A build-up of amyloid proteins, a type of malformed protein, is responsible for a group of conditions referred to as amyloidosis. Although amyloidosis is rare, for the people who have this disorder it can have serious complications and can sometimes be fatal.
What happens in amyloidosis?
Normally a string of amino acids fold into a specific shape to create proteins that can perform certain functions. However, in amyloidosis something goes wrong in how one of the types of protein fold. The malformed amyloid proteins clump together, making it more difficult for them to be broken down, and gradually they build up in the tissues and organs in the body. This is known as amyloidosis.
- If amyloidosis occurs in only one part of the body, it is referred to as localised amyloidosis. Localised amyloidosis is rare. It may not need treatment, and sometimes surgical removal of the deposits can cure the condition.
- However, amyloidosis most often occurs as systemic amyloidosis, where the amyloid proteins build up in several areas in the body such as the heart, liver, spleen, kidneys, bladder, digestive tract, bones and joints, skin, nerves or eyes. The build-up affects the organs' ability to function normally and can eventually lead to organ failure.
Amyloidosis is mostly diagnosed in older people, especially men, and around 600 new cases are diagnosed in the UK each year.
Most common types of amyloidosis
About 30 different proteins can develop this amyloid malformation, so there are as many types of amyloidosis, along with numerous variants. When the name of an amyloidosis begins with capital letters, these are abbreviations that indicate the type of protein involved - the first A is for 'amyloid'. Three common types are:
- AA amyloidosis: The main organs affected by this systemic form of amyloidosis are the kidneys, but sometimes also the liver, heart or digestive tract. This type can develop as a long-term complication of a chronic inflammatory disorder such as rheumatoid arthritis, diabetes, ankylosing spondylitis or Crohn's disease. Effective anti-inflammatory and immunosuppressive treatment of the underlying condition, for example rheumatoid arthritis, can reduce the risk of developing AA amyloidosis.
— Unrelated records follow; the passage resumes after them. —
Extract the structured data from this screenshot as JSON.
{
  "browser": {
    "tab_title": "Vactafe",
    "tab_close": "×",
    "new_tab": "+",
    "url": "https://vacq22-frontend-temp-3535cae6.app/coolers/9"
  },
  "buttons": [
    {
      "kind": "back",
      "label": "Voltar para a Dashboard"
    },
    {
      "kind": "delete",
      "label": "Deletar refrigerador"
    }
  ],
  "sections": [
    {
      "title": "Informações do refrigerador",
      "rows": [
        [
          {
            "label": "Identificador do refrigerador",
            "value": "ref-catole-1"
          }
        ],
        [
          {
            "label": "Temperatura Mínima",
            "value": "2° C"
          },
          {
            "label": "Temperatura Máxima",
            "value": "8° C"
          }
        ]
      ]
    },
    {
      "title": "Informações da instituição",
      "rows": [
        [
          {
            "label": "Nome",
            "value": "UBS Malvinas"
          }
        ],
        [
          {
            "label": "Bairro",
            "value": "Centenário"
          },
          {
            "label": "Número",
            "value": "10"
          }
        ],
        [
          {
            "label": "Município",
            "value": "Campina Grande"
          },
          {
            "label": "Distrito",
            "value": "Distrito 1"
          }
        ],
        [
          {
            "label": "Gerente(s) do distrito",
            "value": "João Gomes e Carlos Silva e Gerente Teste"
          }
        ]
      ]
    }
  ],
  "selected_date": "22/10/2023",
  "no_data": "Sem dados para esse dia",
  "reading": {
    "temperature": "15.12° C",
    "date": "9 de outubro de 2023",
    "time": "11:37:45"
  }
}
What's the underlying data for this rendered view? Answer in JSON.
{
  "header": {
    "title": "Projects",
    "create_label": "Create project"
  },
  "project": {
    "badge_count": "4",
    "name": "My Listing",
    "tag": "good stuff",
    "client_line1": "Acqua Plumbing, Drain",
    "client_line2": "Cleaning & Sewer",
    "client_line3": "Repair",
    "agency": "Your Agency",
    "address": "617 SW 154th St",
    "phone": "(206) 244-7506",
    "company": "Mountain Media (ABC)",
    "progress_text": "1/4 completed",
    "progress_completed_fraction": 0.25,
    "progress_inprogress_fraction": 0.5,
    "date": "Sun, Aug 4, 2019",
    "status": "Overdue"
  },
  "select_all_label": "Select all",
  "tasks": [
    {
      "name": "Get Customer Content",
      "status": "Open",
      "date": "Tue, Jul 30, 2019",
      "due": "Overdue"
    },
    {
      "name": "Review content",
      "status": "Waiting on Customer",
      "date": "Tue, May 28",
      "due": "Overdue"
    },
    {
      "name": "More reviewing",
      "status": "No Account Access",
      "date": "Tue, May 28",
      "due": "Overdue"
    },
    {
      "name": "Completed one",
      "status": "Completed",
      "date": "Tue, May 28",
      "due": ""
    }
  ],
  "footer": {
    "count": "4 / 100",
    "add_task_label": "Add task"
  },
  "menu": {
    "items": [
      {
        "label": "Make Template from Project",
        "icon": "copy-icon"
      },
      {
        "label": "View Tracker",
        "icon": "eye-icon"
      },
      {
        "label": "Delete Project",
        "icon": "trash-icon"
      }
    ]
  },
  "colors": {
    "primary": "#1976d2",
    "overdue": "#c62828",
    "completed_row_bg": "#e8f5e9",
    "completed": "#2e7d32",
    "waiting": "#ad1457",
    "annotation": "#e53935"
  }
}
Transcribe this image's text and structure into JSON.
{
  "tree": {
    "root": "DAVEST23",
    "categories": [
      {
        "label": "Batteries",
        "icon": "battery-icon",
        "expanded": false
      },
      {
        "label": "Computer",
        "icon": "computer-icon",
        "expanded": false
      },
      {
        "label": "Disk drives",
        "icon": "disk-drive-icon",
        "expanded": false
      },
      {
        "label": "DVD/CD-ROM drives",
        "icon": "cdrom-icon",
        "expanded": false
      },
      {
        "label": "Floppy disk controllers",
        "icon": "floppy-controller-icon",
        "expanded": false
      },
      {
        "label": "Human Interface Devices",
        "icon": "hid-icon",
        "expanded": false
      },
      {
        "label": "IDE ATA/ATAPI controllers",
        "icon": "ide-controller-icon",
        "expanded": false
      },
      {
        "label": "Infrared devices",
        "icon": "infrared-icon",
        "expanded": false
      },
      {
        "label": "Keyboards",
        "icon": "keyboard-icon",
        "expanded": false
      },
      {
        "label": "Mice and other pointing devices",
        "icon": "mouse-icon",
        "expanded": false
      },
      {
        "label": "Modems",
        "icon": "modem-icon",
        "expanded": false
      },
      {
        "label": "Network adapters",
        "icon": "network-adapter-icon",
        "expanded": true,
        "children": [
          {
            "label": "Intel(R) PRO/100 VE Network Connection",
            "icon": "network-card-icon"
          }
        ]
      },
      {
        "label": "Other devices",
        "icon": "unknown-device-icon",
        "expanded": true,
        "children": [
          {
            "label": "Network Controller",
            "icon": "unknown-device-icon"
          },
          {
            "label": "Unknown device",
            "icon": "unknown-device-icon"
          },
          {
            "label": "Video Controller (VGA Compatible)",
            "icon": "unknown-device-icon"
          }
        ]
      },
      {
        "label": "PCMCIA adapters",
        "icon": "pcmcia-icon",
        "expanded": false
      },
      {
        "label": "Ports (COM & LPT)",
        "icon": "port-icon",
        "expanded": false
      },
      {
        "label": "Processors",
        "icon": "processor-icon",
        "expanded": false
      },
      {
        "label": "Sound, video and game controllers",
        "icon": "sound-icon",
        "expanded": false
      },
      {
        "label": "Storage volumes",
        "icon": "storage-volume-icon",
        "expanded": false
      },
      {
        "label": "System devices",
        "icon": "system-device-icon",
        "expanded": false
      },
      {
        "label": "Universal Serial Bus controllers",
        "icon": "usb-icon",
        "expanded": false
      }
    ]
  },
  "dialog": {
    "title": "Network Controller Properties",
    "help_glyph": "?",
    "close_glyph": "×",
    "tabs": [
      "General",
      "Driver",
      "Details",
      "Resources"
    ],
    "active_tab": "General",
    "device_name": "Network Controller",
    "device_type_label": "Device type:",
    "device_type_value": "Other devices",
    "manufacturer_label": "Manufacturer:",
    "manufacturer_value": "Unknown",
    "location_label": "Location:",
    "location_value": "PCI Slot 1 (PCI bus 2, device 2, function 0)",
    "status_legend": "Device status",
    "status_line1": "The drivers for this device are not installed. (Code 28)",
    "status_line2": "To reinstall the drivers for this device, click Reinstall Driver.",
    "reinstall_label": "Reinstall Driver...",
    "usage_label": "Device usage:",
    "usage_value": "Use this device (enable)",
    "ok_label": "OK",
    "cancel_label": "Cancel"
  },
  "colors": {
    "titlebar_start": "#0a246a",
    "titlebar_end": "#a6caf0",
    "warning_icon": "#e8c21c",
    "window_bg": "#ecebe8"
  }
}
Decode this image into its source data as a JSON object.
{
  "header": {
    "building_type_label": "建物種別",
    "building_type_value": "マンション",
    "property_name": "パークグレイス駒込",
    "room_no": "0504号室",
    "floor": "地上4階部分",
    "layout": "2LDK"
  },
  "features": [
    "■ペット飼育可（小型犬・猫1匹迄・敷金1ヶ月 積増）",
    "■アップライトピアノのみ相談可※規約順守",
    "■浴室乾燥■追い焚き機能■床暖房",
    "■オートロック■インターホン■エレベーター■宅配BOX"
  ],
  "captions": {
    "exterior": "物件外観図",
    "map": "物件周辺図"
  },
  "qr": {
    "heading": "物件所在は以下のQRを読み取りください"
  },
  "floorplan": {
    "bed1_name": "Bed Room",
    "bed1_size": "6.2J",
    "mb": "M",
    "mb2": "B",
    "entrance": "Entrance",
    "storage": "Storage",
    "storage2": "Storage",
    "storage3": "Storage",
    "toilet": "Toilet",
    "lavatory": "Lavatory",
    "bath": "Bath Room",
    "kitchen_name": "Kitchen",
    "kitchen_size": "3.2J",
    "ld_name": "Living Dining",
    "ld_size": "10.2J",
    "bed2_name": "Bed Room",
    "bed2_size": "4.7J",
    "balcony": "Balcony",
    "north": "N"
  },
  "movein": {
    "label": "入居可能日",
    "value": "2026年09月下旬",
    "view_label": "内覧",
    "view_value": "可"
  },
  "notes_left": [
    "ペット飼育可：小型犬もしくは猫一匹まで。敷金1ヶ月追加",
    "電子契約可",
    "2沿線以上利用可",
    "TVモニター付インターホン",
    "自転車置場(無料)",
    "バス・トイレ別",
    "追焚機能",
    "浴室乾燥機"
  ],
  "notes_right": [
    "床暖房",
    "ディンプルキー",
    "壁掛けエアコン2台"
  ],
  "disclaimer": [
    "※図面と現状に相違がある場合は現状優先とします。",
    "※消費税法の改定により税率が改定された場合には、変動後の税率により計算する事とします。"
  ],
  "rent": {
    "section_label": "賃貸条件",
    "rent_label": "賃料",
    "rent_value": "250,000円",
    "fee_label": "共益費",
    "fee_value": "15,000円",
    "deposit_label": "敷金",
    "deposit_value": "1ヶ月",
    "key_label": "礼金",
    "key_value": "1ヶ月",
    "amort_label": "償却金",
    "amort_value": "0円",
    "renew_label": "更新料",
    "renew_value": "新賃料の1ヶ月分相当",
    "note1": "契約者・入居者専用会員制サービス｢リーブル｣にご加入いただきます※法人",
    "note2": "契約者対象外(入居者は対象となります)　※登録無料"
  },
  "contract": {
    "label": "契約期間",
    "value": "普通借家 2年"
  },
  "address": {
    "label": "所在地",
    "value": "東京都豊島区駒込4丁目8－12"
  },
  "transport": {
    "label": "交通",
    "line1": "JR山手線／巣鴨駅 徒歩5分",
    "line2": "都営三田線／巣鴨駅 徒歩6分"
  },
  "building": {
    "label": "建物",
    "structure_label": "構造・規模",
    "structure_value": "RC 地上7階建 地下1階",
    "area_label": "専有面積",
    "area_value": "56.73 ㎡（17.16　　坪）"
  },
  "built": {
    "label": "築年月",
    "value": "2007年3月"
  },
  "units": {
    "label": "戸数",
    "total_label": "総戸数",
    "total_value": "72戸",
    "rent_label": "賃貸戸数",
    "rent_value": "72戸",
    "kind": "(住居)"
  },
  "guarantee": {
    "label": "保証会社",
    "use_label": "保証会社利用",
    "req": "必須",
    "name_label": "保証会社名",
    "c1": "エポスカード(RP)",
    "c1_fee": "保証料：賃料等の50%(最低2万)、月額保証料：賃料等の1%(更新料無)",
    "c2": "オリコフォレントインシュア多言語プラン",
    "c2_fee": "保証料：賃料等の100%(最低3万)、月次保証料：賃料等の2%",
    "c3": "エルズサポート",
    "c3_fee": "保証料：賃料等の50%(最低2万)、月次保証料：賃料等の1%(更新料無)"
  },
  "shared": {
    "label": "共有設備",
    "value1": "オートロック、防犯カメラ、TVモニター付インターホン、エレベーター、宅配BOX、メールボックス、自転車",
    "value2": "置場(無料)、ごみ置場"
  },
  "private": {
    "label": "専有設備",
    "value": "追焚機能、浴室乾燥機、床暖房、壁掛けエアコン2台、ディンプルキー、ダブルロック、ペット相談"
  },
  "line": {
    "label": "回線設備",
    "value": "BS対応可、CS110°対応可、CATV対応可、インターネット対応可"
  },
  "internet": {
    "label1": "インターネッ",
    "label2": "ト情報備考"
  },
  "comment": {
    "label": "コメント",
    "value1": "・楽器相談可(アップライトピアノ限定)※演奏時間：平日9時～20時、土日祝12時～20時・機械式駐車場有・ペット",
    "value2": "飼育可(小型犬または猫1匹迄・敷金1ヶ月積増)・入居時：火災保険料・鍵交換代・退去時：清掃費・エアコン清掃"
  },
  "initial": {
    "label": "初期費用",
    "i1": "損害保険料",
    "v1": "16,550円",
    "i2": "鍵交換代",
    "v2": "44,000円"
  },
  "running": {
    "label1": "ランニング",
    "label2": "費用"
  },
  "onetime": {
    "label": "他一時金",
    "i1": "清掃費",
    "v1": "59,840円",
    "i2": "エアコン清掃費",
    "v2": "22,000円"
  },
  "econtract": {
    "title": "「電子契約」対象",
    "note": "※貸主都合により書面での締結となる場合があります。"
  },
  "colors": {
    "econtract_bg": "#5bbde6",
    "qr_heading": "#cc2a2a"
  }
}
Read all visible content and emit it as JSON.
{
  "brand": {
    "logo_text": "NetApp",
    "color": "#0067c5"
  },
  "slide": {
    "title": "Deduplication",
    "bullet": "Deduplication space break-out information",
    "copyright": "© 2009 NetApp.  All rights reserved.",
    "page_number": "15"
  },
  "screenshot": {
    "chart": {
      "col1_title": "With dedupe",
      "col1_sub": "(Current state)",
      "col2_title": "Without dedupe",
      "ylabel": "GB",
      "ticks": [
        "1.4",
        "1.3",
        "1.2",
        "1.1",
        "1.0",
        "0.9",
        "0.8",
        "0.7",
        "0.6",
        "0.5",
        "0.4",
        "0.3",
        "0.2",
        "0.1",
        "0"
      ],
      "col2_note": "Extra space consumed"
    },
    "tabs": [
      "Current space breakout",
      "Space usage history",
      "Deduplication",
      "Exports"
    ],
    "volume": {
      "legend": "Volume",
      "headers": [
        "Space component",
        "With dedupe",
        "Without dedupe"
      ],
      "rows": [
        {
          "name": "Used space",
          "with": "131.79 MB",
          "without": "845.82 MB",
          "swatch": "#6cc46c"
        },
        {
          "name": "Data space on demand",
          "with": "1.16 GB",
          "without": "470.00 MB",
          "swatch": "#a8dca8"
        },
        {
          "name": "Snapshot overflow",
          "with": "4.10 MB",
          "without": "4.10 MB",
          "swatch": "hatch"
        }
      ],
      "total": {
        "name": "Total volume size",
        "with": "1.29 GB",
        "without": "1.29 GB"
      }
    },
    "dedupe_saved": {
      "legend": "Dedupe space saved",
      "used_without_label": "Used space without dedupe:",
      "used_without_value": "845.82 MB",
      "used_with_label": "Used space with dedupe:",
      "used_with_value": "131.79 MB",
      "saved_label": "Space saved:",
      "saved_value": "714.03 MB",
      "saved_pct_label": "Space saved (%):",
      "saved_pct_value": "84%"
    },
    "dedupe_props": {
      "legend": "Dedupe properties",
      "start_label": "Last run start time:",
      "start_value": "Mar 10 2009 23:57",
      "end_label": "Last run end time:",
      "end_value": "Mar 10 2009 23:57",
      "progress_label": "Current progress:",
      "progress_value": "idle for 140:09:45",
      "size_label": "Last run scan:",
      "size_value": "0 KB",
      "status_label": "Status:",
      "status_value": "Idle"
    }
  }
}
- AL amyloidosis (previously known as primary amyloidosis): This is the most common type of systemic amyloidosis in the UK, and the amyloid proteins can build up in the heart, kidneys, peripheral nerves (the nerves outside the spinal cord and brain), gastrointestinal tract, respiratory tract - in fact, almost any organ except the brain. In AL amyloidosis the amyloid malformation affects a type of protein referred to as "light chains". These form part of the plasma cells, a type of white blood cell that produces antibodies to fight off infection. AL (or light chain) amyloidosis is diagnosed in people who are mostly over 45 years old, though it can sometimes be present in younger people. AL amyloidosis has been diagnosed in 12-15% of people who have multiple myeloma. Because of the various parts of the body that can be affected, the symptoms are varied - as is the severity of the condition - but in more than two-thirds of cases the kidneys are involved and in over half of cases the heart is affected. Weakness and shortness of breath (dyspnoea) are the most common symptoms. Some people have an enlarged tongue. Chemotherapy is the standard treatment option, with diuretics and a pacemaker used to treat any heart disease.
- ATTR amyloidosis: This is a common inherited form of systemic amyloidosis, in which the transthyretin protein (responsible for transporting Vitamin A (retinol) and the hormone thyroxine in the body) is affected. However, there are dozens of different mutations. It is not always inherited and each mutation provides a different set of symptoms depending on which organs are involved. The liver, nerves, heart and kidneys may be impaired and it can lead to the need for a liver transplant, where the protein for this type of amyloidosis is formed. People of African ancestry are more likely to develop the cardiac form of ATTR amyloidosis.